Diversity, equity and inclusion are the current buzz words in the workplace, and it all starts with recruiting. So, how inclusive are job descriptions? Using gender inclusive language, meaning cisgender inclusive, now seems normal. Now we need to think about language for all marginalised groups. Grand Valley State University Libraries has an Inclusive Job Descriptions Toolkit to help.
The toolkit is focused on university recruitment, but the information can be used in other contexts. They use the acronym IDEA – Inclusion, Diversity, Equity and Access.
The first part of the toolkit outlines best practices and the second part provides an equity lens for reviewing the job descriptions. The appendices include additional language and job description templates.
The toolkit lists the components of a job description some of which are specific to the university context. However, all job descriptions should give an employee a clear guide to the role and what is expected of them. A job description answers the question “What does this role do?” The next section gives guidance on writing inclusive job descriptions.
Writing an inclusive job description
Inclusive language reduces the likelihood of applicants from self-selecting out. Biased language can occur unintentionally and can have a negative impact on recruitment efforts. For example, a job being suited to a recent graduate may signal a desire to avoid older workers.

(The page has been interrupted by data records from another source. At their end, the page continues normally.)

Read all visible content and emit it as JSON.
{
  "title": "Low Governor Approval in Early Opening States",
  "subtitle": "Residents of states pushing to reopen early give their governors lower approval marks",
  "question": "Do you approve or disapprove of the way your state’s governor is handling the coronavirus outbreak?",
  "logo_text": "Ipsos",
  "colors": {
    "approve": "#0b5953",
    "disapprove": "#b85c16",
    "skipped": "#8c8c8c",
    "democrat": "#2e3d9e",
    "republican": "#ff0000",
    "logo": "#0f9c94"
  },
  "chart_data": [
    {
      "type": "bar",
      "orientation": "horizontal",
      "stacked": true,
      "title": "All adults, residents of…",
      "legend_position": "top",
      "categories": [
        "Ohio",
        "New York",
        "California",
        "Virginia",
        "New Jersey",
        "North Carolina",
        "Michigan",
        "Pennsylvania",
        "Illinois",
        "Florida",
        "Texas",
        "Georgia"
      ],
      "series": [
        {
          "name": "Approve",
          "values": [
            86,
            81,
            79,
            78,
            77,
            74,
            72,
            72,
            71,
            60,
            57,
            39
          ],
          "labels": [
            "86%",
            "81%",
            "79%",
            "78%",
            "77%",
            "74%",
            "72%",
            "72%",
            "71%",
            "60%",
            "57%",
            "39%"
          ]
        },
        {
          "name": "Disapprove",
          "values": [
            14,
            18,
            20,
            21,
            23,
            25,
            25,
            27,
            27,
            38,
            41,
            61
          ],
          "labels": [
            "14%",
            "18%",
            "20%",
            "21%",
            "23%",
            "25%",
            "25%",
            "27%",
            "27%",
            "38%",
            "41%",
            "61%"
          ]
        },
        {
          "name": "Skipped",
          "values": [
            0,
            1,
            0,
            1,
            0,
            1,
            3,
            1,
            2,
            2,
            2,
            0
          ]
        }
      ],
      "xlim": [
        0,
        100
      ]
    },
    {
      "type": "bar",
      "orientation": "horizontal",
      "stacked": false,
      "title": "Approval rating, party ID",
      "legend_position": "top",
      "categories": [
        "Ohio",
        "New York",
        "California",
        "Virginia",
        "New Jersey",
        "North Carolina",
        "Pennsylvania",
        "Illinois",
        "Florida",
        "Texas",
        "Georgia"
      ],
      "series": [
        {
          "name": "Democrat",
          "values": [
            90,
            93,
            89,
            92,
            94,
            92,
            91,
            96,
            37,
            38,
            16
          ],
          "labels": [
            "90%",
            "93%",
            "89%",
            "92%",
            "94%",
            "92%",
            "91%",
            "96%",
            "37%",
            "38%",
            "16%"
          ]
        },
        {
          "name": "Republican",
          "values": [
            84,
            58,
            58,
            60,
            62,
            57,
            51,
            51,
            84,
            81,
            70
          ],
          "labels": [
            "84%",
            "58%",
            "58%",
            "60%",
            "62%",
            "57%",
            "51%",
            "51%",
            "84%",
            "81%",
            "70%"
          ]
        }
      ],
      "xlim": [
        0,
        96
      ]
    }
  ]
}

The section on tips for writing job descriptions has many of the usual points for clear communication. For example: conciseness, simple gender inclusive language, and avoiding acronyms. Other tips are on phrasing such as moving from “excellent communication skills” to “ability to communicate clearly and effectively”.
The toolkit lists gender, race, and ableist coded words that most people wouldn’t consider as non-inclusive:
- Female-Coded Words: Agreeable, empathetic, sensitive, affectionate, feel, support, collaborate, honest, trust, commit, interpersonal, understanding, compassion, nurture, and share.
- Male-Coded Words: Aggressive, confident, fearless, ambitious, decisive, head-strong, assertive, defend, independent, battle, dominant, outspoken, challenge, driven and superior.
- Racially Coded Words: Excellent English-language skills, clear-spoken, native English speaker, cultural fit, nice, polite, Latino/Latina, professionalism
- Ableist-Coded Words: Energetic, athletic, able-bodied individual, talking with students, walking through the building
The section that follows gives examples of how to make changes to phrasing. The section on ableist phrasing could do with some improvements, but it gives the idea.
Applying an equity lens is a reminder that an organisation cannot embody IDEA without reviewing and updating their job descriptions and recruitment practices.
“It is explicit in drawing attention to the inclusion of marginalized populations, typically communities of color, and can be adapted to focus on other communities. … An equity lens will not tell you what action to take. Rather, the lens helps you discuss and reflect on the equitableness of the action and decision-making process.”
The document can also be found on the Library Reports and Communication webpage. Grand Scholar Works is a service of the Grand Valley State University Libraries. Michigan USA.